Three problems: Friend's DVD, Blu-Ray at store, MPEG-2 artifacts from excessive compression (far beyond what's on DVDs, so must have come from non-OTA broadcast).

(OTA is "Over The Air" HD broadcast over the air for free, just like SD in the olden days. No extra compression of the signal, no $50-100 monthly bill, and good selection of channels if you live in a metropolis.)
Coursedesign wrote on 7/3/2006, 7:26 AM
the Bluray discs are single layer and they are using MPEG2 instead of Mpeg4 as a compromise until the dual layer discs are available. They are also using standard sound instead of DD+, whatever that is.

MPEG-4 doesn't give higher quality than MPEG-2 per se. If you had the bits to spare, MPEG-1 might be the best (although with very inefficient compression).

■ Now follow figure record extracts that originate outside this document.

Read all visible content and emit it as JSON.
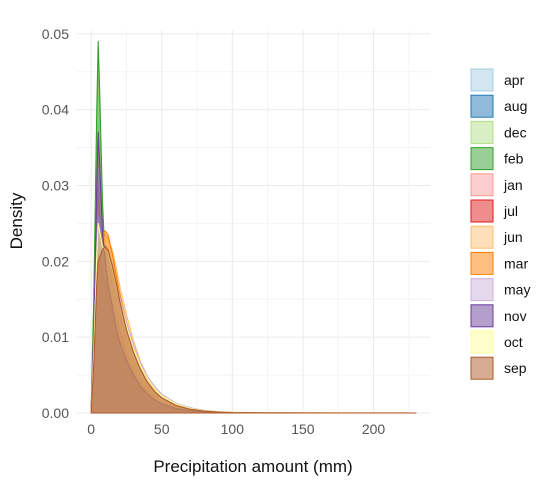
{
  "chart_data": {
    "type": "area",
    "subtype": "density",
    "xlabel": "Precipitation amount (mm)",
    "ylabel": "Density",
    "xlim": [
      -10,
      240
    ],
    "ylim": [
      0,
      0.0505
    ],
    "x_ticks": [
      0,
      50,
      100,
      150,
      200
    ],
    "y_ticks": [
      0.0,
      0.01,
      0.02,
      0.03,
      0.04,
      0.05
    ],
    "x_tick_labels": [
      "0",
      "50",
      "100",
      "150",
      "200"
    ],
    "y_tick_labels": [
      "0.00",
      "0.01",
      "0.02",
      "0.03",
      "0.04",
      "0.05"
    ],
    "grid": true,
    "legend_position": "right",
    "x": [
      0,
      2,
      4,
      5,
      6,
      8,
      10,
      12,
      15,
      18,
      20,
      25,
      30,
      35,
      40,
      45,
      50,
      60,
      70,
      80,
      90,
      100,
      120,
      140,
      160,
      180,
      200,
      220,
      230
    ],
    "series": [
      {
        "name": "apr",
        "color": "#a6cee3",
        "values": [
          0,
          0.01,
          0.03,
          0.038,
          0.034,
          0.024,
          0.021,
          0.019,
          0.016,
          0.013,
          0.011,
          0.008,
          0.0055,
          0.0038,
          0.0025,
          0.0017,
          0.0011,
          0.0006,
          0.0003,
          0.00015,
          0.0001,
          6e-05,
          3e-05,
          2e-05,
          1e-05,
          1e-05,
          1e-05,
          1e-05,
          0
        ]
      },
      {
        "name": "aug",
        "color": "#1f78b4",
        "values": [
          0,
          0.01,
          0.026,
          0.03,
          0.026,
          0.019,
          0.017,
          0.016,
          0.014,
          0.011,
          0.0095,
          0.007,
          0.005,
          0.0034,
          0.0023,
          0.0015,
          0.001,
          0.0005,
          0.00025,
          0.00012,
          6e-05,
          3e-05,
          1e-05,
          0,
          0,
          0,
          0,
          0,
          0
        ]
      },
      {
        "name": "dec",
        "color": "#b2df8a",
        "values": [
          0,
          0.015,
          0.038,
          0.046,
          0.04,
          0.027,
          0.02,
          0.016,
          0.012,
          0.009,
          0.0075,
          0.0052,
          0.0036,
          0.0025,
          0.0017,
          0.0011,
          0.0007,
          0.0004,
          0.0002,
          0.0001,
          5e-05,
          3e-05,
          1e-05,
          0,
          0,
          0,
          0,
          0,
          0
        ]
      },
      {
        "name": "feb",
        "color": "#33a02c",
        "values": [
          0,
          0.016,
          0.04,
          0.049,
          0.043,
          0.028,
          0.02,
          0.016,
          0.0115,
          0.0085,
          0.007,
          0.0048,
          0.0033,
          0.0023,
          0.0016,
          0.001,
          0.0007,
          0.0003,
          0.00015,
          7e-05,
          3e-05,
          2e-05,
          0,
          0,
          0,
          0,
          0,
          0,
          0
        ]
      },
      {
        "name": "jan",
        "color": "#fb9a99",
        "values": [
          0,
          0.012,
          0.03,
          0.036,
          0.032,
          0.024,
          0.022,
          0.02,
          0.017,
          0.0145,
          0.013,
          0.0095,
          0.0068,
          0.0047,
          0.0032,
          0.0022,
          0.0015,
          0.0008,
          0.0004,
          0.0002,
          0.0001,
          6e-05,
          3e-05,
          2e-05,
          1e-05,
          0,
          0,
          0,
          0
        ]
      },
      {
        "name": "jul",
        "color": "#e31a1c",
        "values": [
          0,
          0.008,
          0.018,
          0.021,
          0.02,
          0.018,
          0.017,
          0.016,
          0.0145,
          0.0125,
          0.011,
          0.008,
          0.0057,
          0.004,
          0.0028,
          0.0019,
          0.0013,
          0.0006,
          0.0003,
          0.00015,
          7e-05,
          4e-05,
          1e-05,
          0,
          0,
          0,
          0,
          0,
          0
        ]
      },
      {
        "name": "jun",
        "color": "#fdbf6f",
        "values": [
          0,
          0.007,
          0.016,
          0.019,
          0.02,
          0.0225,
          0.0235,
          0.023,
          0.0215,
          0.019,
          0.017,
          0.013,
          0.0095,
          0.0068,
          0.0048,
          0.0034,
          0.0024,
          0.0012,
          0.0006,
          0.0003,
          0.00015,
          8e-05,
          4e-05,
          2e-05,
          1e-05,
          0,
          0,
          0,
          0
        ]
      },
      {
        "name": "mar",
        "color": "#ff7f00",
        "values": [
          0,
          0.008,
          0.019,
          0.022,
          0.022,
          0.0235,
          0.024,
          0.0235,
          0.021,
          0.018,
          0.016,
          0.012,
          0.0085,
          0.006,
          0.0042,
          0.003,
          0.002,
          0.001,
          0.0005,
          0.00025,
          0.00012,
          7e-05,
          3e-05,
          2e-05,
          1e-05,
          1e-05,
          1e-05,
          1e-05,
          0
        ]
      },
      {
        "name": "may",
        "color": "#cab2d6",
        "values": [
          0,
          0.009,
          0.022,
          0.026,
          0.025,
          0.022,
          0.021,
          0.0205,
          0.019,
          0.017,
          0.0155,
          0.012,
          0.009,
          0.0066,
          0.0048,
          0.0035,
          0.0025,
          0.0013,
          0.0007,
          0.00035,
          0.00018,
          0.0001,
          5e-05,
          2e-05,
          1e-05,
          0,
          0,
          0,
          0
        ]
      },
      {
        "name": "nov",
        "color": "#6a3d9a",
        "values": [
          0,
          0.012,
          0.03,
          0.037,
          0.033,
          0.024,
          0.02,
          0.017,
          0.014,
          0.011,
          0.0095,
          0.007,
          0.005,
          0.0035,
          0.0025,
          0.0017,
          0.0012,
          0.0006,
          0.0003,
          0.00015,
          7e-05,
          4e-05,
          2e-05,
          1e-05,
          0,
          0,
          0,
          0,
          0
        ]
      },
      {
        "name": "oct",
        "color": "#ffff99",
        "values": [
          0,
          0.009,
          0.021,
          0.025,
          0.024,
          0.022,
          0.0215,
          0.021,
          0.019,
          0.0165,
          0.015,
          0.0115,
          0.0085,
          0.0062,
          0.0045,
          0.0032,
          0.0023,
          0.0012,
          0.0006,
          0.0003,
          0.00015,
          9e-05,
          4e-05,
          2e-05,
          1e-05,
          1e-05,
          0,
          0,
          0
        ]
      },
      {
        "name": "sep",
        "color": "#b15928",
        "values": [
          0,
          0.007,
          0.017,
          0.02,
          0.0205,
          0.0215,
          0.022,
          0.0215,
          0.0195,
          0.017,
          0.015,
          0.011,
          0.008,
          0.0057,
          0.004,
          0.0028,
          0.002,
          0.001,
          0.0005,
          0.00025,
          0.00012,
          6e-05,
          3e-05,
          1e-05,
          0,
          0,
          0,
          0,
          0
        ]
      }
    ]
  }
}
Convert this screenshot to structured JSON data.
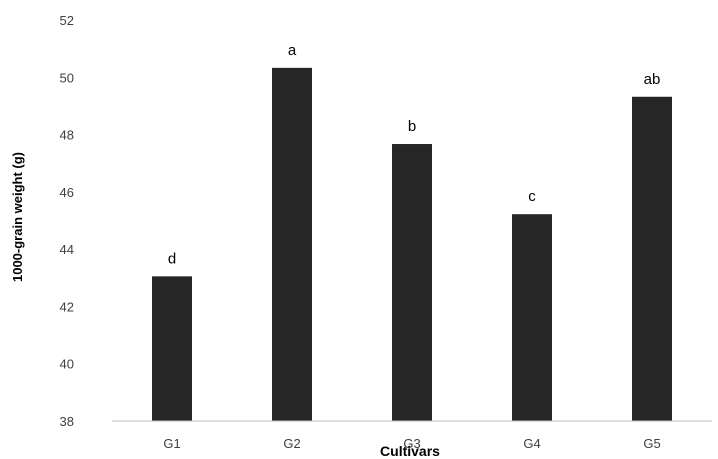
{
  "chart_data": {
    "type": "bar",
    "title": "",
    "xlabel": "Cultivars",
    "ylabel": "1000-grain weight (g)",
    "categories": [
      "G1",
      "G2",
      "G3",
      "G4",
      "G5"
    ],
    "values": [
      43.05,
      50.33,
      47.67,
      45.22,
      49.32
    ],
    "significance_labels": [
      "d",
      "a",
      "b",
      "c",
      "ab"
    ],
    "ylim": [
      38,
      52
    ],
    "yticks": [
      "38",
      "40",
      "42",
      "44",
      "46",
      "48",
      "50",
      "52"
    ],
    "grid": false,
    "legend": "none",
    "bar_color": "#262626",
    "axis_color": "#bfbfbf"
  }
}
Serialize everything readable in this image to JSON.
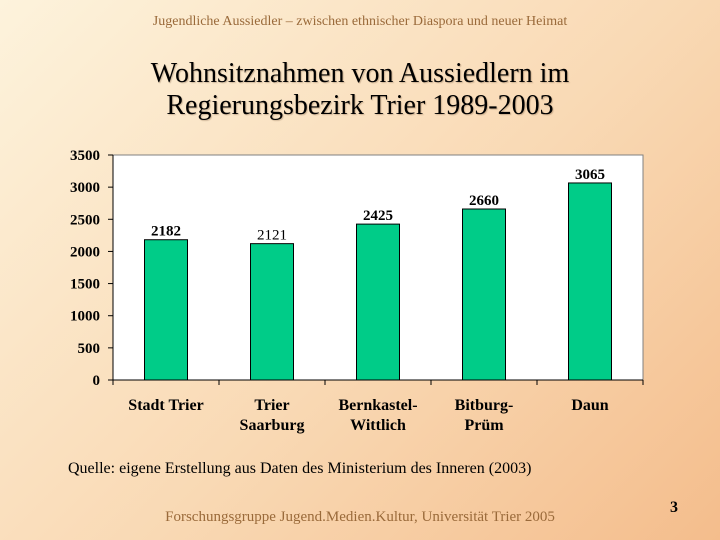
{
  "header": "Jugendliche Aussiedler – zwischen ethnischer Diaspora und neuer Heimat",
  "title_line1": "Wohnsitznahmen von Aussiedlern im",
  "title_line2": "Regierungsbezirk Trier 1989-2003",
  "source": "Quelle: eigene Erstellung aus Daten des Ministerium des Inneren (2003)",
  "footer": "Forschungsgruppe Jugend.Medien.Kultur, Universität Trier 2005",
  "page_number": "3",
  "chart_data": {
    "type": "bar",
    "categories": [
      [
        "Stadt Trier"
      ],
      [
        "Trier",
        "Saarburg"
      ],
      [
        "Bernkastel-",
        "Wittlich"
      ],
      [
        "Bitburg-",
        "Prüm"
      ],
      [
        "Daun"
      ]
    ],
    "values": [
      2182,
      2121,
      2425,
      2660,
      3065
    ],
    "data_labels": [
      "2182",
      "2121",
      "2425",
      "2660",
      "3065"
    ],
    "yticks": [
      0,
      500,
      1000,
      1500,
      2000,
      2500,
      3000,
      3500
    ],
    "ylim": [
      0,
      3500
    ],
    "bar_color": "#00cc88",
    "grid": false
  }
}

MPEG-2 on single sided BD at 25GB, that's less than 3x the capacity of a regular DVD-9 which usually averages around 6 Mbps, so we get around 17 Mbps on these BDs for a typical 2 hr movie. Not too bad, that's nearly over-the-air HD quality.

:O)

(I love a good deal, and free is the best deal of all. Let's celebrate Freedom tomorrow!)

johnmeyer wrote on 7/3/2006, 7:47 AM
The two independent problems I viewed (with the one on my friends TV being the only one I want to fix) I suspect may have something to do with some attempt by the player or the LCD display to "improve" the picture. I know, even without asking, that the DVDs in question were all encoded at 24p (they were the usual "showoff" DVDs, The Matrix, Top Gun, etc.).

I think I may spend a little time at the AVS Forums and see if there is some chatter about this there. Even though I have never been as impressed with MPEG-encoded video as some people, it can look pretty darn good (I've been in a lot of very high-end theater setups, some of them costing well over $250,000 -- I live near Pebble Beach and have accompanied installers into some of the most amazing setups you can imagine).

Something is definitely set wrong ...

Xander wrote on 7/3/2006, 8:00 AM
I find that looking at SD (DVDs) on my Dell 24" 1920X1200 PC monitor (fullscreen), brings out all the unsightly details that are present in the original footage. The playback software does not have the power or filters to scale from 720X480 to 1920X1080 nicely in realtime. This is probably the same with most LCD screens. Cheaper ones have worse internal hardware scalers than more expensive ones. Personally, I use an external video processor (www.dvdo.com) for watching things on my DLP Front projector and have not had any quality issues.
johnmeyer wrote on 7/3/2006, 9:04 AM
The problem I am seeing is not subtle. It is a major, first-order defect. Something very fundamental has been set incorrectly, or wired incorrectly. The fact that I also saw it at Frys makes me think that it is a widespread mistake that many people make.
TheHappyFriar wrote on 7/3/2006, 9:11 AM
i don't recall you saying HOW the DVD was wired to the TV. My parents have an HDTV & HD cable. It was all hooked up via RCA jacks & looked like SD, but more blown up (just like SD via a projector or on a big screen TV would look, or your PC hooked up via RCA out). I went behind the TV/DVR & hooked it up via component & it looked all nice & HD like. :)

They have a DVD+VHS combo player with component too but I didn't hook that up because the component hookups didn't (according to the back of the player) send the VHS signel, so I left it RCA video out.

I didn't need to mess with any TV/DVR settings to get it to look better, jsut change the input to Component 1.
johnmeyer wrote on 7/3/2006, 9:28 AM
just change the input to Component 1.

I'll look at that. The connections can certainly make a difference. The fact that detail disappears during motion and only briefly appears when all motion has stopped -- and even then doesn't even approach what I see on my 1989 CRT system -- still makes me wonder if there isn't some sort of progressive/interlace or up-res setting that is mismatched.